Nach Anhörung der Antragstellerin erließ der Antragsgegner unter dem 12. April 2010 unter Anordnung der sofortigen Vollziehung die streitgegenständliche Verfügung, mit der der Antragstellerin unter Androhung eines Zwangsgeldes die Haltung jeglicher Hunde auf Dauer auf ihrem Grundstück untersagt wurde (Nr. 1). Des Weiteren sollten alle auf diesem Grundstück befindlichen Hunde nachweislich bis zum 30. April 2010 an einen Dritten abgegeben werden (Nr. 2). Zur Begründung führte der Antragsgegner aus, die Antragstellerin dürfe aufgrund der Anordnung vom 2. November 2005 aus Lärmschutzgründen auf ihrem Grundstück lediglich 2 Hunde halten. Es lägen vermehrt Informationen von Anwohnern vor, wonach im Haus regelmäßig Hunde gehalten würden, die jeweils in Gruppen auf den Hof gelassen würden. Außerdem seien im August und September 2009 Bellprotokolle geführt worden, aus denen sich ergebe, dass nicht nur die unmittelbare Nachbarschaft von der Lärmbelästigung beeinträchtigt werde. Es sei ein Verstoß gegen die Anordnung vom 5. November 2005 festzustellen; daher werde der Antragstellerin die Haltung von Hunden jeglicher Art auf Dauer auf dem Grundstück …. untersagt. In die Entscheidung habe er den Ablauf des bisherigen Verfahrens, die regelmäßigen Beschwerden von Anwohnern und die Erwiderungen der Antragstellerin einbezogen. Entscheidend sei, dass sich seit Oktober 2008 die Beschwerden und Hinweise mehren würden, dass durch das Halten von mehreren Hunden im Wohnhaus eine erhebliche Lärmbelästigung zu verzeichnen sei.

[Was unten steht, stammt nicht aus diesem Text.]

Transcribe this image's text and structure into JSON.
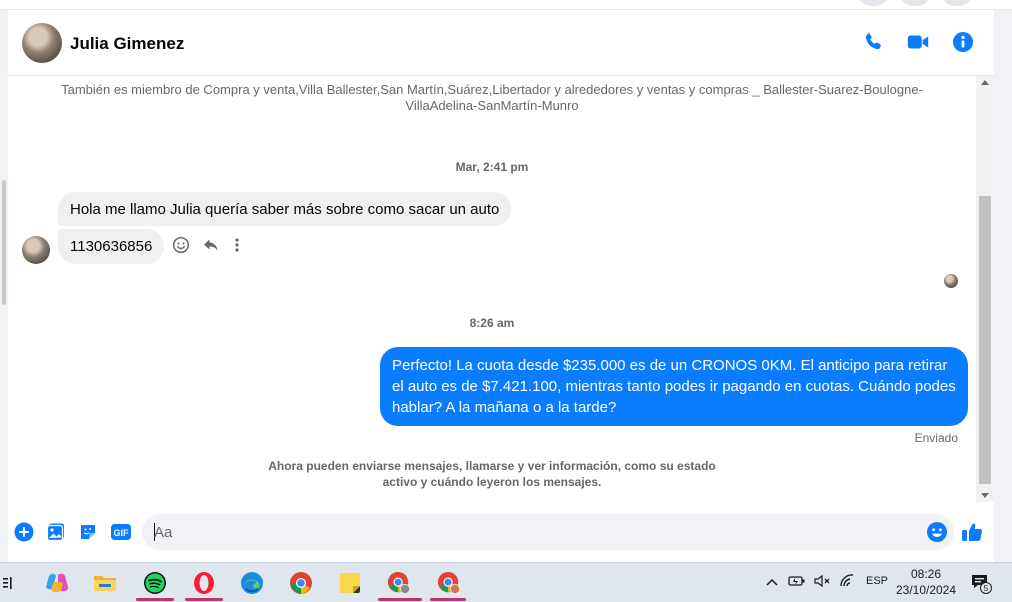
{
  "header": {
    "contact_name": "Julia Gimenez",
    "icons": [
      "phone-icon",
      "video-camera-icon",
      "info-icon"
    ]
  },
  "conversation": {
    "member_info": "También es miembro de Compra y venta,Villa Ballester,San Martín,Suárez,Libertador y alrededores y ventas y compras _ Ballester-Suarez-Boulogne-VillaAdelina-SanMartín-Munro",
    "timestamp_1": "Mar, 2:41 pm",
    "incoming_1": "Hola  me llamo Julia quería saber más sobre como sacar un auto",
    "incoming_2": "1130636856",
    "timestamp_2": "8:26 am",
    "outgoing_1": "Perfecto! La cuota desde $235.000 es de un CRONOS 0KM. El anticipo para retirar el auto es de $7.421.100, mientras tanto podes ir pagando en cuotas. Cuándo podes hablar? A la mañana o a la tarde?",
    "sent_status": "Enviado",
    "notice": "Ahora pueden enviarse mensajes, llamarse y ver información, como su estado activo y cuándo leyeron los mensajes."
  },
  "composer": {
    "placeholder": "Aa"
  },
  "colors": {
    "accent": "#0a7cff",
    "incoming_bubble": "#f0f0f0"
  },
  "taskbar": {
    "tray_language": "ESP",
    "time": "08:26",
    "date": "23/10/2024",
    "notification_count": "5"
  }
}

Die Antragstellerin hat am 30. April 2010 Widerspruch gegen die Verfügung vom 12. April 2010 erhoben und am 3. Mai 2010 um vorläufigen Rechtsschutz nachgesucht.

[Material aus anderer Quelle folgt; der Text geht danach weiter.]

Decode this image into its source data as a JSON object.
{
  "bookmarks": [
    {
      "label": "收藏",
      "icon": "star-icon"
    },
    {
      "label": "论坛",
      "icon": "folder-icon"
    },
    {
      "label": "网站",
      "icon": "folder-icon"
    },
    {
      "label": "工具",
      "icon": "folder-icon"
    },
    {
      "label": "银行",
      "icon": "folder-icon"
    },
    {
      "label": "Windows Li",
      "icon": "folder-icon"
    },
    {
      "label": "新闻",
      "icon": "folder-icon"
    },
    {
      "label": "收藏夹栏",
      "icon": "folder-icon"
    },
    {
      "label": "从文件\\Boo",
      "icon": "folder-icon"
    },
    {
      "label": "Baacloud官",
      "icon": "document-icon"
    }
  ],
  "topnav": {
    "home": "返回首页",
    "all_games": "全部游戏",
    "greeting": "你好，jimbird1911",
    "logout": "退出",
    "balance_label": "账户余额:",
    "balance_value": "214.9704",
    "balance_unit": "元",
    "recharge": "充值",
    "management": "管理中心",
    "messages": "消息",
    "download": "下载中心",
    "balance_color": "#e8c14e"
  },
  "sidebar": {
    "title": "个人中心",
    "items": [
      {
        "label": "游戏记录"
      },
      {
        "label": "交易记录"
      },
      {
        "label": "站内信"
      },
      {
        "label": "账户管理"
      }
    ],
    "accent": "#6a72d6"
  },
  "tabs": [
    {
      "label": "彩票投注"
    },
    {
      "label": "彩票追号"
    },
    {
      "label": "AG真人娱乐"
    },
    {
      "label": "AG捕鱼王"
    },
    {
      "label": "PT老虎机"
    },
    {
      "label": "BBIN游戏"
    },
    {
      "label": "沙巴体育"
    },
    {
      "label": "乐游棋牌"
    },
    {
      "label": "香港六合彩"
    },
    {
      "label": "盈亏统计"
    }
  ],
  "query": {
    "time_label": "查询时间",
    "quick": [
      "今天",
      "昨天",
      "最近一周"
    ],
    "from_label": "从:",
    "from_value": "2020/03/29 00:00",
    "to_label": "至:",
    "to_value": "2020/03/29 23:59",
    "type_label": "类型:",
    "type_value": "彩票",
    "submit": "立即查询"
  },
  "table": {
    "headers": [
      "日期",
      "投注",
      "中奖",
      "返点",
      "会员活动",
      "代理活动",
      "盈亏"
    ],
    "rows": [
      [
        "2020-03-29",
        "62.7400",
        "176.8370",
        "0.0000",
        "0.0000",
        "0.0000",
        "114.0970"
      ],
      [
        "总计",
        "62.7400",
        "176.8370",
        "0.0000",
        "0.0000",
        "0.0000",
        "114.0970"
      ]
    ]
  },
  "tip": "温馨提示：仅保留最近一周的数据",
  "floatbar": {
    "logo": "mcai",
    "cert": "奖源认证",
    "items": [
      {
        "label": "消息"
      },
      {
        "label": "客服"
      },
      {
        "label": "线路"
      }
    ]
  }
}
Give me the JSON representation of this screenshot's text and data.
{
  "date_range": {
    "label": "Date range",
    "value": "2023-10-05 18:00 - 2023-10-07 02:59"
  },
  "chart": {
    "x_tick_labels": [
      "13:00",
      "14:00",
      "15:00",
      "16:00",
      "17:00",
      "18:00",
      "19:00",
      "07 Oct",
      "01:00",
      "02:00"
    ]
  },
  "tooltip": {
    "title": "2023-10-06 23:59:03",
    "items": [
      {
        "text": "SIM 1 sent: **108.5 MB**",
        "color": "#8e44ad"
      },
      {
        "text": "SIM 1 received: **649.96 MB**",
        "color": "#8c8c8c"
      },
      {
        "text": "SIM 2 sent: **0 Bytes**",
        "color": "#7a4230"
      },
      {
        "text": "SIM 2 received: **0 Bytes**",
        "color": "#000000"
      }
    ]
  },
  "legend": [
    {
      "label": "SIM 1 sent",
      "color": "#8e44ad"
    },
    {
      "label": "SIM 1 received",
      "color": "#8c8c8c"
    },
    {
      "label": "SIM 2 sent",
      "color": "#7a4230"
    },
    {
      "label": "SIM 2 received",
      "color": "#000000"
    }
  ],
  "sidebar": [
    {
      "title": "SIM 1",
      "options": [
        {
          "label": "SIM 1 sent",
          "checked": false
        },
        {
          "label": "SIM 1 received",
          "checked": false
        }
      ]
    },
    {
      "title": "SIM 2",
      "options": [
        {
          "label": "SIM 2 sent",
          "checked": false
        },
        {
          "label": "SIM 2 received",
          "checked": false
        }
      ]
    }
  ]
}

Im Wesentlichen trägt sie vor: Sie halte die angegriffene Verfügung für offenkundig rechtswidrig. Diese sei insbesondere unverhältnismäßig, da willkürlich, selbst wenn eine immissionsschutzrechtliche Pflichtverletzung vorliegen würde, da dem Antragsgegner einfachere und angemessenere Mittel zur Beseitigung der von ihm behaupteten Störung der öffentlichen Sicherheit zur Verfügung gestanden hätten. Ordnungsrechtliche Maßnahmen, die zu einer Lärmminimierung führen könnten, ohne zugleich die Hundehaltung zu verbieten, seien vom Antragsgegner noch nicht einmal erwogen worden. Mithin sei auch die Verpflichtung der Antragstellerin, die Hunde an einen Dritten abzugeben, unverhältnismäßig. Die Antragstellerin halte auf ihrem Grundstück lediglich 2 Hunde; soweit sich auf dem Grundstück der Antragstellerin weitere Hunde aufhalten würden, handele es sich im wesentlichen um die (beiden) Hunde der Tochter der Antragstellerin, die sie lediglich vorübergehend besuchsweise auf das Grundstück der Antragstellerin mitbringe. Die Hunde der Antragstellerin würden im übrigen als sehr wesensfest und ruhig gelten; eine mehr als nur geringfügige Belästigung durch die Hunde der Antragstellerin habe der Antragsgegner weder festgestellt noch dokumentiert. Eigene örtliche Feststellungen zu angeblichen Lärmbelästigungen würden nicht existieren.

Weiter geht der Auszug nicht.